Diwajibkan juga orang yang mampu
berdiri walaupun dengan menggunakan tongkat atau bersandar ke tembok
atau berpegangan dengan tiang berdasarkan hadits Ummu Qais radhiallahu ‘anha yang berbunyi:
أَنَّ رَسُولَ
اللَّهِ صَلَّى اللَّهُ عَلَيْهِ وَسَلَّمَ لَمَّا أَسَنَّ وَحَمَلَ
اللَّحْمَ اتَّخَذَ عَمُودًا فِي مُصَلَّاهُ يَعْتَمِدُ عَلَيْهِ
Sesungguhnya
Rasulullah shallallahu ‘alaihi wa sallam ketika berusia lanjut dan
lemah maka beliau memasang tiang di tempat sholatnya untuk menjadi
sandaran. (HR Abu Daud dan dishahihkan al-Albani dalam Silsilah Ash-Shohihah 319).
Demikian juga orang bongkok diwajibkan berdiri walaupun keadaannya seperti orang rukuk. [7]

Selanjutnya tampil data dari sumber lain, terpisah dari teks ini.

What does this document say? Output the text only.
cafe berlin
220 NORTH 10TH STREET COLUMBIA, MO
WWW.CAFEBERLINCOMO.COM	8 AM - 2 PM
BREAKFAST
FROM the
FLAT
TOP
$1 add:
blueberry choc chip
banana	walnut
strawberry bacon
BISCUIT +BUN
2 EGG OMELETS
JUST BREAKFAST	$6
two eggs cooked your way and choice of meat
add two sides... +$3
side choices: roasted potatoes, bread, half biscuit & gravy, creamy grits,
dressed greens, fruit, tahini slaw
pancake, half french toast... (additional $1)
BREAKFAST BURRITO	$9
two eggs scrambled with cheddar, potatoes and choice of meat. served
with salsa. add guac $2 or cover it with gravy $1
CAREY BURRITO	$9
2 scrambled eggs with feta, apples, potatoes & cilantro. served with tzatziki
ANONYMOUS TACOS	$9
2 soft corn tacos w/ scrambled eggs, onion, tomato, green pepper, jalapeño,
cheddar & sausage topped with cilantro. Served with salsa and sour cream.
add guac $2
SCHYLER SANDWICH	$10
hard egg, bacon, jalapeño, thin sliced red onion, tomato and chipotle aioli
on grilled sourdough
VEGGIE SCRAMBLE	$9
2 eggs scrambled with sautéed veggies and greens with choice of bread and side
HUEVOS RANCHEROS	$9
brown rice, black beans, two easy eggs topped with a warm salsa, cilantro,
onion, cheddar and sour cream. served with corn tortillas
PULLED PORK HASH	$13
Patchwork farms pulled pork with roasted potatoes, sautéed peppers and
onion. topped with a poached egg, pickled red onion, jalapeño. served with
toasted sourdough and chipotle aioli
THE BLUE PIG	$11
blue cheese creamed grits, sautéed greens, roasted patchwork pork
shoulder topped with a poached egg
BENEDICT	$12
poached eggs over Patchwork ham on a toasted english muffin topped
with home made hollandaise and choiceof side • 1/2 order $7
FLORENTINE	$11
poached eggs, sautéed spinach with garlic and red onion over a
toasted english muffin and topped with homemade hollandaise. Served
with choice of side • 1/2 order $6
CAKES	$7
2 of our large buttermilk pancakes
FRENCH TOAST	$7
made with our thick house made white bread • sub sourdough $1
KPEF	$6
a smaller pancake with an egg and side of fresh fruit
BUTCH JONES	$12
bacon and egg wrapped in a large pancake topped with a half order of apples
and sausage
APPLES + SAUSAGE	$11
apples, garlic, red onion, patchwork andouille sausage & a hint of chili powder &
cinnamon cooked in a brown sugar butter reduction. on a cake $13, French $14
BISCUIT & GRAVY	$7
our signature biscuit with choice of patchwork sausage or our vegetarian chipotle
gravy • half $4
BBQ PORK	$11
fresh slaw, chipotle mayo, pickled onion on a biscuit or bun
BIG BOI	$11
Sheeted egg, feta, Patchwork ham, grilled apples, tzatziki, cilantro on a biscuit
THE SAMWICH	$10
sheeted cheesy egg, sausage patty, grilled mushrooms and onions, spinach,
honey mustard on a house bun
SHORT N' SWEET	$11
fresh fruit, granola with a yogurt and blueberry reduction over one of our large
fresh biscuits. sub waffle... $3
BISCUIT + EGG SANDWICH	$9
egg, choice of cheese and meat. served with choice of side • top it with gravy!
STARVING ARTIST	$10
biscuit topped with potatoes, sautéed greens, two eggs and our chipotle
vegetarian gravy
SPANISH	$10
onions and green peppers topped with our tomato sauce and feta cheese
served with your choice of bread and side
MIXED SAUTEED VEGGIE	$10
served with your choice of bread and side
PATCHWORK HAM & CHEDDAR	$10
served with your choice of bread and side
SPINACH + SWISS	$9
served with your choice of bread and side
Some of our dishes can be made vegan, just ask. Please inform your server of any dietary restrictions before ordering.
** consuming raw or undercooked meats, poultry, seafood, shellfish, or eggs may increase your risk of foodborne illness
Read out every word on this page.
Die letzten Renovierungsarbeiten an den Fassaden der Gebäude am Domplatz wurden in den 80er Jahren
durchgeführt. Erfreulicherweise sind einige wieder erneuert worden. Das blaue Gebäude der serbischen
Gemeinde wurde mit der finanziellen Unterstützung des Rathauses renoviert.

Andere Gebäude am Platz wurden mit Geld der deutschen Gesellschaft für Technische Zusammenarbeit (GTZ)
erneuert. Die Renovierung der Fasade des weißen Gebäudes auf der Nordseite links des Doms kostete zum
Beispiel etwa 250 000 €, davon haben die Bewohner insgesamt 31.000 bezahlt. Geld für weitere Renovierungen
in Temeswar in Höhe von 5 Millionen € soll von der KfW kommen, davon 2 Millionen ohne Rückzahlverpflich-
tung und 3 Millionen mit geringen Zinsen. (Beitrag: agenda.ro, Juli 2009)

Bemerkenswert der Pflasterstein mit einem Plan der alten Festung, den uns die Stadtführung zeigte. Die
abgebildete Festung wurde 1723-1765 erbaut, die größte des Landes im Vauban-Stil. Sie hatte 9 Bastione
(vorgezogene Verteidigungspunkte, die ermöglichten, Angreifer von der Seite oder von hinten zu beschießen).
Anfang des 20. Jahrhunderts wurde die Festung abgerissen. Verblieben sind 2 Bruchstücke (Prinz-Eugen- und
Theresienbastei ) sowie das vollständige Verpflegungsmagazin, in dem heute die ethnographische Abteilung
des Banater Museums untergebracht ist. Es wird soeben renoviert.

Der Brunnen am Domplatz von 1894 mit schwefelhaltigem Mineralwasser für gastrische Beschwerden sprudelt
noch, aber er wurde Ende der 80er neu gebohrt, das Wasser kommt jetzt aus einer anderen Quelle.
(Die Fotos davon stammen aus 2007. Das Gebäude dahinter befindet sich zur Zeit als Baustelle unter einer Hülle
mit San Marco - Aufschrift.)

Syeikh Ibnu Utsaimin rahimahullah
berkata, “Diwajibkan berdiri atas seorang dalam segala caranya,
walaupun menyerupai orang ruku’ atau bersandar kepada tongkat, tembok,
tiang ataupun manusia.” [8]
b. Orang sakit yang mampu
berdiri namun tidak mampu ruku’ atau sujud tetap tidak gugur kewajiban
berdirinya. Ia harus sholat berdiri dan bila tidak bisa rukuk maka
menunduk untuk rukuk Bila tidak mampu membongkokkan punggungnya sama
sekali maka cukup dengan menundukkan lehernya, Kemudian duduk lalu
menunduk untuk sujud dalam keadaan duduk dengan mendekatkan wajahnya ke
tanah sedapat mungkin. [9]
c. Orang sakit yang tidak mampu
berdiri maka melakukan sholat wajib dengan duduk, berdasarkan hadits
‘Imrân bin Hushain dan ijma’ para ulama. Ibnu Qudâmah rahimahullah
menyatakan, “Para ulama telah ber-ijma’ (bersepakat -ed) bahwa orang
yang tidak mampu shalat berdiri maka dibolehkan shalat dengan duduk.”
[10]
d. Orang sakit yang
dikhawatirkan akan menambah parah sakitnya atau memperlambat
kesembuhannya atau sangat susah berdiri, diperbolehkan shalat dengan
duduk [11].
Syeikh Ibnu Utsaimin rahimahullah menyatakan, “Yang benar adalah kesulitan (masyaqqah)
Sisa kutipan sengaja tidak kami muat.